Instituto de Agroquímica y Tecnología de Alimentos (IATA), Apartado de Correos 73, Burjassot, E-46100 Valencia, Spain +34 96 3900022 ; +34 96 3636301 ;
Expert Opin Drug Discov. 2009 Jun;4(6):659-71. doi: 10.1517/17460440902992888.
Antimicrobial peptides (AMP) are widely recognized as promising alternatives to the current use of antibiotics and fungicides. Amino-acid sequences of a vast majority of AMP share cationic and amphipathic biophysical properties that allow their insertion into lipid bilayers and can lead to alteration of biological membrane functions. Initial characterization studies linked these properties to antimicrobial killing activity. However, further data indicate that this is not the sole mode of action and that more subtle mechanisms might mediate the interaction with and effect to target microbes, as well as the specificity and toxicity of peptides. As such, AMP are increasingly viewed as powerful multifunctional drugs.

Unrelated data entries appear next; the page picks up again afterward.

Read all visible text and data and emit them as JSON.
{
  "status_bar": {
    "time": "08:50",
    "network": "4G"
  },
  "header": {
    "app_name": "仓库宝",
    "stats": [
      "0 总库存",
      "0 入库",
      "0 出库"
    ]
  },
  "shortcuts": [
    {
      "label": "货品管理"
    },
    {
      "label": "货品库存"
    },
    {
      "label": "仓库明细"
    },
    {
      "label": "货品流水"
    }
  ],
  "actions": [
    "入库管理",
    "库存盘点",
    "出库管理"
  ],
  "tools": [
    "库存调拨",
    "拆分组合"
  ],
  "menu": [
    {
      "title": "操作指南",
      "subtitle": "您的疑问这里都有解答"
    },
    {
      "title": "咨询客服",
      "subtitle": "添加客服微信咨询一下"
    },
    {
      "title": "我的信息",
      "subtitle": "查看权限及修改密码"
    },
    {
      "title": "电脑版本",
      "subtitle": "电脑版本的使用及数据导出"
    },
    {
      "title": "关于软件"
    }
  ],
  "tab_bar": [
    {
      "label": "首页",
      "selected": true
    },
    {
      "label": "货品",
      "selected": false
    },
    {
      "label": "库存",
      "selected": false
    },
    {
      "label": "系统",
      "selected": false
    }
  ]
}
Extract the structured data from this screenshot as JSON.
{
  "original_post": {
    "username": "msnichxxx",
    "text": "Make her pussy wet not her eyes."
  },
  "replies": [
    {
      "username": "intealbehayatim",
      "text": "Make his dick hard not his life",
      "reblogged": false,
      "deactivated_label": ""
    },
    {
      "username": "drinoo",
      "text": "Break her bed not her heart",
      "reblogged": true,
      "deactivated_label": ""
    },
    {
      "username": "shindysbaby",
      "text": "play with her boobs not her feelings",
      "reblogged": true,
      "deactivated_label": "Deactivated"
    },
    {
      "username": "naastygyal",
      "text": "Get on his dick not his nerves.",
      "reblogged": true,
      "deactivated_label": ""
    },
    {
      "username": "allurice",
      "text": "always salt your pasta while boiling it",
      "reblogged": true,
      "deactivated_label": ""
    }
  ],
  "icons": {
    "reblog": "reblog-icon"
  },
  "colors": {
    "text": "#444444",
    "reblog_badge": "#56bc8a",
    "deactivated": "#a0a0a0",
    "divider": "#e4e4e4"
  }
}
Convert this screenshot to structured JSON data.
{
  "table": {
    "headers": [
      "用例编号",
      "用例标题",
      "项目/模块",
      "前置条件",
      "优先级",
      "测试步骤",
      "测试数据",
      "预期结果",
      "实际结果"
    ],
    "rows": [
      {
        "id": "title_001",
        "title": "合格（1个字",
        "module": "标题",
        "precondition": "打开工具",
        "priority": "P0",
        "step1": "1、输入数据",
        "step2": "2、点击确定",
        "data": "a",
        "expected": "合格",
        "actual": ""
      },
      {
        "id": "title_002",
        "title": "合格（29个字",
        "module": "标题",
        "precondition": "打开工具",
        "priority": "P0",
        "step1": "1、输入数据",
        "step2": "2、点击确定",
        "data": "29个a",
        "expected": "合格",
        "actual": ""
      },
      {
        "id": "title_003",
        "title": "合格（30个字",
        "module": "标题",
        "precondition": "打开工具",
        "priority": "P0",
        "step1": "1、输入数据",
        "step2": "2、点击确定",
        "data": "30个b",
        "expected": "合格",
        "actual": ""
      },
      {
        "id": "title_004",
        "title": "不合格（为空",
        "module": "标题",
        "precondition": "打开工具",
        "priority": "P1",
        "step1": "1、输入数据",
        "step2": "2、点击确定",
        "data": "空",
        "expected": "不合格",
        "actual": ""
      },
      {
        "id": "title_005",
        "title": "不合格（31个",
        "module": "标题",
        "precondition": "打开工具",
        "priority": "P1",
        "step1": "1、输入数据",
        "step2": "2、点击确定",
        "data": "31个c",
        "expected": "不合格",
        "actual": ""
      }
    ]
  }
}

This review summarizes findings on these alternative non-lytic modes of antimicrobial action that go beyond membrane disruption, with an emphasis on the specific interaction with microbial cell wall/membrane components, signaling of AMP exposure and intracellular targets of peptide action. We also explore how novel technologies can help to reveal, characterize and exploit these antimicrobial properties.
Detailed knowledge on non-lytic modes of action of AMP will help in the design and discovery of novel antibacterial and antifungal compounds.
抗菌肽(Antimicrobial peptides,AMP)被广泛认为是替代当前抗生素和杀真菌剂使用的有前途的方法。绝大多数 AMP 的氨基酸序列具有阳离子性和两亲性的生物物理特性,这使其能够插入脂质双分子层,并导致生物膜功能的改变。最初的特性研究将这些特性与抗菌杀伤活性联系起来。然而,进一步的数据表明,这不是唯一的作用模式,更微妙的机制可能介导与靶微生物的相互作用以及肽的特异性和毒性。因此,抗菌肽越来越被视为强大的多功能药物。
本综述总结了这些超越膜破坏的抗菌作用的替代非溶细胞模式的发现,重点是与微生物细胞壁/膜成分的特异性相互作用、抗菌肽暴露的信号转导以及肽作用的细胞内靶点。我们还探讨了新技术如何帮助揭示、表征和利用这些抗菌特性。
对抗菌肽非溶细胞作用模式的详细了解将有助于设计和发现新型的抗细菌和抗真菌化合物。